Finishes for aluminum parts


Generally speaking, bare aluminum is not used in medical devices; it has to be coated with something. Aluminum accepts many finishes including anodizing, etching, bright dipping, powder coating, and electroplating. The finishes we specify most often are anodizing and powder coating. 


Anodizing is an electro-chemical process that converts the aluminum surface into a ceramic-like material, aluminum oxide. It doesn't alter the texture of the surface and is available in many colors. Anodizing is more than a cosmetic treatment, the finish is also non-conductive and chemical and abrasion resistant. For one of our recent projects we specified NiTuf ™ coating, a proprietary process that involves hardcoat anodizing coupled with the addition of particulate Teflon™. The result is a 2 mil thick surface that is chemically- resistant and very tough (so tough that the surface hardness can equal that of a quality knife blade). This special coating typically increases the cost of small parts by a dollar or two.


Powder coating is a fusion process in which a powdered paint is sprayed and bonded electrostatically. The positively charged paint is attracted to the negatively charged aluminum. The part is then baked and the paint is fused into a solid layer. Powdercoat is available in any color.  It provides a barrier that gives a thicker and mechanically tougher finish than straight anodizing. You have seen power coating on high-quality aluminum lawn furniture.

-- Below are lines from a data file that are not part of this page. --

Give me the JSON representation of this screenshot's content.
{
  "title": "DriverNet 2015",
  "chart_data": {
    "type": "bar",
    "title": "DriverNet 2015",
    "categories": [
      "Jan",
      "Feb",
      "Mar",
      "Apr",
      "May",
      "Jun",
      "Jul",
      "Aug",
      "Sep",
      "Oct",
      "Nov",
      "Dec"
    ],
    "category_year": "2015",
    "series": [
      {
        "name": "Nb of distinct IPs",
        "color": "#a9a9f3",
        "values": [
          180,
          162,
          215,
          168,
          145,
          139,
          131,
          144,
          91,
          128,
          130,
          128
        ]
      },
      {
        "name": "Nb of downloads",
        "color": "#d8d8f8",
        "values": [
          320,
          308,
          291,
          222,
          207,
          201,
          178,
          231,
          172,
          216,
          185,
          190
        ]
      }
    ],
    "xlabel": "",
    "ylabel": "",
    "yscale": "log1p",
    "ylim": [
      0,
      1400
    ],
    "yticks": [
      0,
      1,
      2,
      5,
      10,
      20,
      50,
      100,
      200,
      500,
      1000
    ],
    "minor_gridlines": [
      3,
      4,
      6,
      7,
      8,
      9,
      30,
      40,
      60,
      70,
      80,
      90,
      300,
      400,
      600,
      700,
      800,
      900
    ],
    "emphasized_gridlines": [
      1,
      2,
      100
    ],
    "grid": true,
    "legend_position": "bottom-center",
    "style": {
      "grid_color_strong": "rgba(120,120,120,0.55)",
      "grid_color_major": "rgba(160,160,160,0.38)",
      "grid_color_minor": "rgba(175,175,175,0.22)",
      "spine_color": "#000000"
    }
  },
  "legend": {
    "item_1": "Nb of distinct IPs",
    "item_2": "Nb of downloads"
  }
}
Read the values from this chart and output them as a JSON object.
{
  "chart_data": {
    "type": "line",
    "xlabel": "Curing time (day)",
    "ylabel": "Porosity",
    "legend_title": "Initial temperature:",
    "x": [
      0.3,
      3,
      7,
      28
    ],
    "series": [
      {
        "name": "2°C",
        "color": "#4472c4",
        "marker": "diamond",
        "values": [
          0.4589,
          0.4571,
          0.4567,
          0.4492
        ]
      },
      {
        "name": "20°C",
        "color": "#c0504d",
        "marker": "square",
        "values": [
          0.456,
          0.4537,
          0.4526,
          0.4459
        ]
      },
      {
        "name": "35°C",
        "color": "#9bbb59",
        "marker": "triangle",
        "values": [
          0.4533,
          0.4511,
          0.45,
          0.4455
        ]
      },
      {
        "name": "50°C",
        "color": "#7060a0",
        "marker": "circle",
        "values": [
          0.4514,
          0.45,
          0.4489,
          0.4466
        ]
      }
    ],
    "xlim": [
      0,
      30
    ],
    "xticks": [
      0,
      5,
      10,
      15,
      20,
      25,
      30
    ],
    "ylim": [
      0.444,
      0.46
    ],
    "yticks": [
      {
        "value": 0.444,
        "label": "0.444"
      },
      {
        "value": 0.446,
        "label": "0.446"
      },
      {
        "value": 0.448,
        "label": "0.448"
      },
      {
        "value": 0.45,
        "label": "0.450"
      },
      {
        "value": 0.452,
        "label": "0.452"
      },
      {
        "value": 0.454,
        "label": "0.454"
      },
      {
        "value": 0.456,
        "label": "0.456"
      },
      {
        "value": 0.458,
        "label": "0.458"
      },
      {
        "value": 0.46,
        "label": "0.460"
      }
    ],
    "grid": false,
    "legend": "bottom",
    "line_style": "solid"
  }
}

Iridite™ finishing should be mentioned because we use it frequently when designing aluminum cases that will house electronic parts. Iridite is a gold-colored, electrically-conductive (as opposed to anodizing and powder coating, which are non-conductive) coating that protects the aluminum from oxidation.  When the finished parts are mated and assembled, the Iridite coating assures that electro-magnetic leakage will be minimized.

Aluminum and plastic comparison

Compared to the ways plastic parts are produced, designing with extrusions can be more forgiving.  Post machining of plastics is usually more difficult, and the properties of aluminum are easier to predict.  Extrusion dies are also less expensive and easier to modify than plastic injection mold tools.  Designers familiar with extrusions can take advantage of reasonable machining costs, reduced weight, quicker assembly time, and lower part count in their designs.